Es handelt sich bei der Leitung einer Verhandlung in einem behördlichen Verwaltungsverfahren gemäß AVG auch nicht um eine rein innerorganisatorische Angelegenheit, die die Organe des Staates frei regeln können (vgl. das Erkenntnis des Verfassungsgerichtshofes vom , VfSlg.Nr. 8844).

In der Literatur (vgl. die Hinweise dazu in Wolny/Kliba in Klug/Oberndorfer/Wolny (Hrsg.) , Das österreichische Gemeinderecht, 10. Teil, S. 21 f, Rz 61) wird vertreten, dass Privaten im Bereich der Hoheitsverwaltung faktische Handlungen (sog. Realakte), die nicht mit Imperium verbunden sind, übertragen werden können, während normative Akte (wie Bescheide, Verordnungen, etc.) nicht übertragbar sind.
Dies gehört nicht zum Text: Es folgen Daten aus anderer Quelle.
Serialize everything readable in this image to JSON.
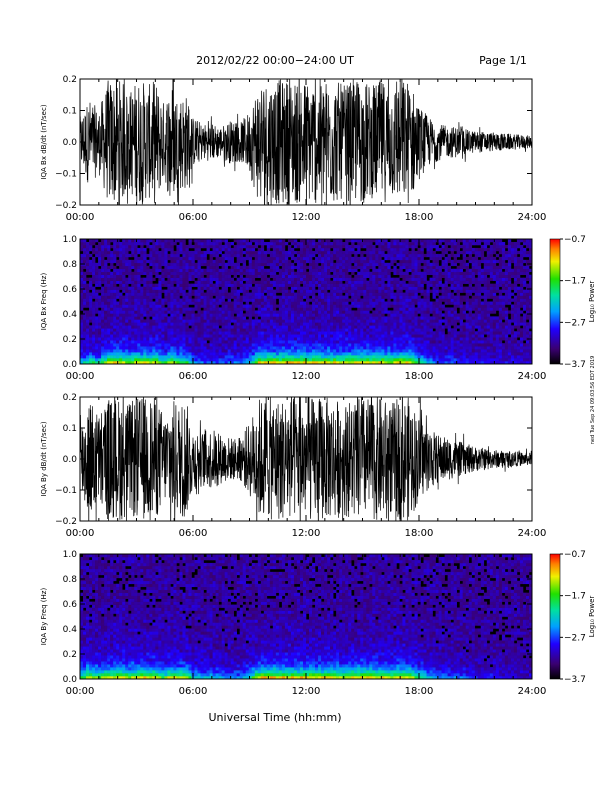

Bei der im vorliegenden Beschwerdefall verfahrensgegenständlichen Verhandlungsführung in einem Verwaltungsverfahren gemäß dem AVG handelt es sich nicht um faktische Handlungen ohne Imperium im Gemeindebereich, sondern um einen Akt, der Teil eines behördlichen Verwaltungsverfahrens ist, der mit Imperium verbunden ist (vgl. § 34 AVG) und der nach außen in Erscheinung tritt. Auch auf der Grundlage dieser Überlegungen war die verfahrensgegenständliche Übertragung der Verhandlungsführung an einen Privaten nicht rechtens.

Somit ist eine private Person ohne gesetzliche Grundlage in einem von der zuständigen Behörde, hier dem Bürgermeister, durchzuführendem Verwaltungsverfahren gemäß AVG insofern tätig geworden, als sie die Verhandlungsleitung innehatte. Der Umstand, dass der in der Angelegenheit in erster Instanz zuständige Bürgermeister während der gesamten Verhandlung anwesend war, konnte dies nicht sanieren, weil dies an der Tatsache der unzulässigen Verhandlungsführung durch einen außenstehenden Dritten nichts ändert.

Die belangte Behörde hat daher den Berufungsbescheid des Gemeinderates der beschwerdeführenden Gemeinde vom zu Recht aus diesem Grund aufgehoben. Die beschwerdeführende Gemeinde wurde dadurch in keinen subjektiven Rechten verletzt (vgl. Art. 117 Abs. 7 B-VG). Die Beschwerde war somit gemäß § 42 Abs. 1 VwGG als unbegründet abzuweisen.

Der Ausspruch über den Aufwandersatz gründet sich auf die §§ 47 ff VwGG i.V.m. der Verordnung BGBl. II Nr. 455/2008.